Rhetorik

[698] Rhetorik heißt nach dem Griechischen die Theorie der Redekunst oder die Anweisung zur Ausübung derselben. (S. Beredtsamkeit und Rede.) Sie lehrt die Regeln kennen, nach denen im Allgemeinen die Gedankenmittheilung durch die Sprache zweckmäßig vor sich geht, sowie die besondern Grundsätze, welche bei Abfassung eigentlicher Reden, historischer Werke, sowie von Abhandlungen, Lehrbüchern, Briefen und Gesprächen zu beobachten sind. – Rhetorisch heißt im guten Sinne so viel wie rednerisch und was in Verbindung mit der Redekunst steht, sodann aber auch allzu rednerisch oder überladen in Bezug auf den rednerischen Schmuck eines Vortrags. – Rhetoren hießen in Griechenland in der frühern Zeit alle öffentliche Redner, später aber, sowie in Rom, die Lehrer der Redekunst, welche auch wol Reden verfaßten, jedoch darum nicht selbst als Redner auftraten.

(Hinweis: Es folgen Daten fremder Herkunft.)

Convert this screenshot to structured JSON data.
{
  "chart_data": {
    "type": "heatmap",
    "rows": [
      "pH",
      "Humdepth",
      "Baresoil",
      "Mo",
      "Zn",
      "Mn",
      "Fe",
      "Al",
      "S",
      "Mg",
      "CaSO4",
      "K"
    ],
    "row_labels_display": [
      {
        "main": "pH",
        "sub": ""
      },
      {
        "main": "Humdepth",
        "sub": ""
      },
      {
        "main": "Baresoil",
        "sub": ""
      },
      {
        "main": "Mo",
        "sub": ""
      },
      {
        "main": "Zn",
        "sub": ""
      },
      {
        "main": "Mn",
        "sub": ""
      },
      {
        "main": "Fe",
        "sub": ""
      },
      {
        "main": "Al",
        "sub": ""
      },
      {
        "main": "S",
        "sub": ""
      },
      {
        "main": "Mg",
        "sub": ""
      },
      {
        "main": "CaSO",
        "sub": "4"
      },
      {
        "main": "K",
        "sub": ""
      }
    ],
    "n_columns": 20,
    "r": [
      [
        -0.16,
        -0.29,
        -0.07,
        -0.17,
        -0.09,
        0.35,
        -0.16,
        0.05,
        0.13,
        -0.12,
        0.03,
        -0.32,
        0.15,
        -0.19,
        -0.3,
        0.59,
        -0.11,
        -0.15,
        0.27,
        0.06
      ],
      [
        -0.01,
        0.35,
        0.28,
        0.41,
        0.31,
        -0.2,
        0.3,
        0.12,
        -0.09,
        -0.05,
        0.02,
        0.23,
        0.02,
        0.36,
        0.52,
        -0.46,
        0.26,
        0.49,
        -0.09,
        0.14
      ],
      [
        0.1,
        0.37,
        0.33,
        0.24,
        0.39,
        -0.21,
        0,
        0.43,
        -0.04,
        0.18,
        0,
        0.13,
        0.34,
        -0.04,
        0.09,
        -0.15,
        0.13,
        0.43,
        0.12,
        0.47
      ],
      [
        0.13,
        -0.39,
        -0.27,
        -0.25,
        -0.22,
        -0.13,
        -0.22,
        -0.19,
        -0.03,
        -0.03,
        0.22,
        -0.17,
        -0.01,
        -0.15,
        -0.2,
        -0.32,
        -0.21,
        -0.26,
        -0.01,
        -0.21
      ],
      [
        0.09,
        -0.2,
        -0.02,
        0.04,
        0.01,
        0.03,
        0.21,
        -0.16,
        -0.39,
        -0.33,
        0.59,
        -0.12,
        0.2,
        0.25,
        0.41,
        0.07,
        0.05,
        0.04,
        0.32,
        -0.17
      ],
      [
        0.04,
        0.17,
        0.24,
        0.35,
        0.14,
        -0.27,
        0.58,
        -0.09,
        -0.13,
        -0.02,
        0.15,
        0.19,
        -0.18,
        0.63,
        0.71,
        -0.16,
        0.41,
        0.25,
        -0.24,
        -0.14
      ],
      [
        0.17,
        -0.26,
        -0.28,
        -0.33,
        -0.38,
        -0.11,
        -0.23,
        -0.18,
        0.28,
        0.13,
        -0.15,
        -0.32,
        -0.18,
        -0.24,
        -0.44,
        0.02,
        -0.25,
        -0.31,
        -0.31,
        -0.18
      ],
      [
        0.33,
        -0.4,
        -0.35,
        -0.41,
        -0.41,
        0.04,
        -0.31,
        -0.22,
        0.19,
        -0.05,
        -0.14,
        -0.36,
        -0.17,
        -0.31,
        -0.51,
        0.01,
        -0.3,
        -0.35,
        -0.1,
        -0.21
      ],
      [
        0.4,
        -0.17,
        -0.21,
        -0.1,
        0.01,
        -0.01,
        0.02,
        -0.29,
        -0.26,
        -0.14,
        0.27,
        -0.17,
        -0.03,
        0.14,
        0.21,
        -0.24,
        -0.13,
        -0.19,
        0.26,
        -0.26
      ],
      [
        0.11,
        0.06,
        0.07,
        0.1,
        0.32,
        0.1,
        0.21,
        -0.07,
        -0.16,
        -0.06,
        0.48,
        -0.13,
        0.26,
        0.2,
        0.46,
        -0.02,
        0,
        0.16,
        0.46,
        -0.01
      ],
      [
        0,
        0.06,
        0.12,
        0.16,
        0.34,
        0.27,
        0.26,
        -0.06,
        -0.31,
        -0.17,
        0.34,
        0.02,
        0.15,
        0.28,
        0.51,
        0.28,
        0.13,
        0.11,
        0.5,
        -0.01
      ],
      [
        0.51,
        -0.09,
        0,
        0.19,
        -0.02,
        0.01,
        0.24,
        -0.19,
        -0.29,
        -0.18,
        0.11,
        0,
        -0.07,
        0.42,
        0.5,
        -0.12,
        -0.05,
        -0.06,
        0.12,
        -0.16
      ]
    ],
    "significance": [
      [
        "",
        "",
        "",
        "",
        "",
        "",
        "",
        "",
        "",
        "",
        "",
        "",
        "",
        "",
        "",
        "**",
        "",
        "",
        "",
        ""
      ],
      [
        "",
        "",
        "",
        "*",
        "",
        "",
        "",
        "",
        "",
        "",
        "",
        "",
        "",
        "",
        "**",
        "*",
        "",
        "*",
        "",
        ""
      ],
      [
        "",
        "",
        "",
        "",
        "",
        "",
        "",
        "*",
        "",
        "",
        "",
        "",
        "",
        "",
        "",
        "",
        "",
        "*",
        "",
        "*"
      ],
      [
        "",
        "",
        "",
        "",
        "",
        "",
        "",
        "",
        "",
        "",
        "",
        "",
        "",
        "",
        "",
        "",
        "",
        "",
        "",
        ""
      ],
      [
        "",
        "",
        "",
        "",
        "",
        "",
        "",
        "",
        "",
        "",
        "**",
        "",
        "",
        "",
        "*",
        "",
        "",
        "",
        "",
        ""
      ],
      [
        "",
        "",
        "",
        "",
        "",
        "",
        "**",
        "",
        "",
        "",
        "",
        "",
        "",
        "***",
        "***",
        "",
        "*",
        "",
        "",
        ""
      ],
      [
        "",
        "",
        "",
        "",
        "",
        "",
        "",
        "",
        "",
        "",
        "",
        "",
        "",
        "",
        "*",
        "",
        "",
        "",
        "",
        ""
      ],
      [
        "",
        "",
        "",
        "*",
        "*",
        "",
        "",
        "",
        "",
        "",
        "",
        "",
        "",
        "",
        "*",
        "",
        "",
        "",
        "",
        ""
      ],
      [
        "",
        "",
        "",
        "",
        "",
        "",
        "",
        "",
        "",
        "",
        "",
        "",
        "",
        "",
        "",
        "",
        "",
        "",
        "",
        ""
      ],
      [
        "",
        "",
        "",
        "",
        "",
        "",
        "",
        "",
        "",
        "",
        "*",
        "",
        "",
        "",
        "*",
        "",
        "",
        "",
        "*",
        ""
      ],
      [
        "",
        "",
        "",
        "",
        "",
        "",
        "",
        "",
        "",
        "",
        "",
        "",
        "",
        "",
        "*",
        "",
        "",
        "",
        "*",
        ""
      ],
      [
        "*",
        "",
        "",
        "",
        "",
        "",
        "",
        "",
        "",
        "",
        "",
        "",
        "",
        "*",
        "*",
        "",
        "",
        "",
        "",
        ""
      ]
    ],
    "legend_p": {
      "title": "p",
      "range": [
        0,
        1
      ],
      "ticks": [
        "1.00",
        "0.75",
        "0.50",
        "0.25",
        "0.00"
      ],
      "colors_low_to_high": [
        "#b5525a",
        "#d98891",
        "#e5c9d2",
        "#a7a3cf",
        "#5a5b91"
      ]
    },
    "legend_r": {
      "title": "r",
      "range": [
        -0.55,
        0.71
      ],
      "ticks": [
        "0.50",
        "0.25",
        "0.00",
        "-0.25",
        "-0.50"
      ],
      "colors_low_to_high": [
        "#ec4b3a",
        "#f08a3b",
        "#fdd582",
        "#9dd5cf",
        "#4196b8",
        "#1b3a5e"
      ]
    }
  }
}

Sie waren zugleich Grammatiker, worunter die Alten keineswegs bloße Sprachlehrer, sondern Gelehrte verstanden, welche Unterricht in allen den Dingen ertheilten, die zum verständigen Lesen von Schriften gehören. Sie lehrten nicht blos Sprachen und die Redekunst, sondern auch Dichtkunst, Geschichte, manche sogar Philosophie, und bei den Griechen gehörte der Besuch ihrer Schulen zur Ausbildung der Staatsmänner. Aus Rom sind die daselbst lehrenden griech. und lat. Rhetoren mehrmals vertrieben worden, weil ihre Art zu unterrichten nicht der Sitte der Vorfahren entsprach, bevor sie unter den Kaisern öffentlich angestellt und besoldet wurden.

Quelle:
Brockhaus Bilder-Conversations-Lexikon, Band 3. Leipzig 1839., S. 698.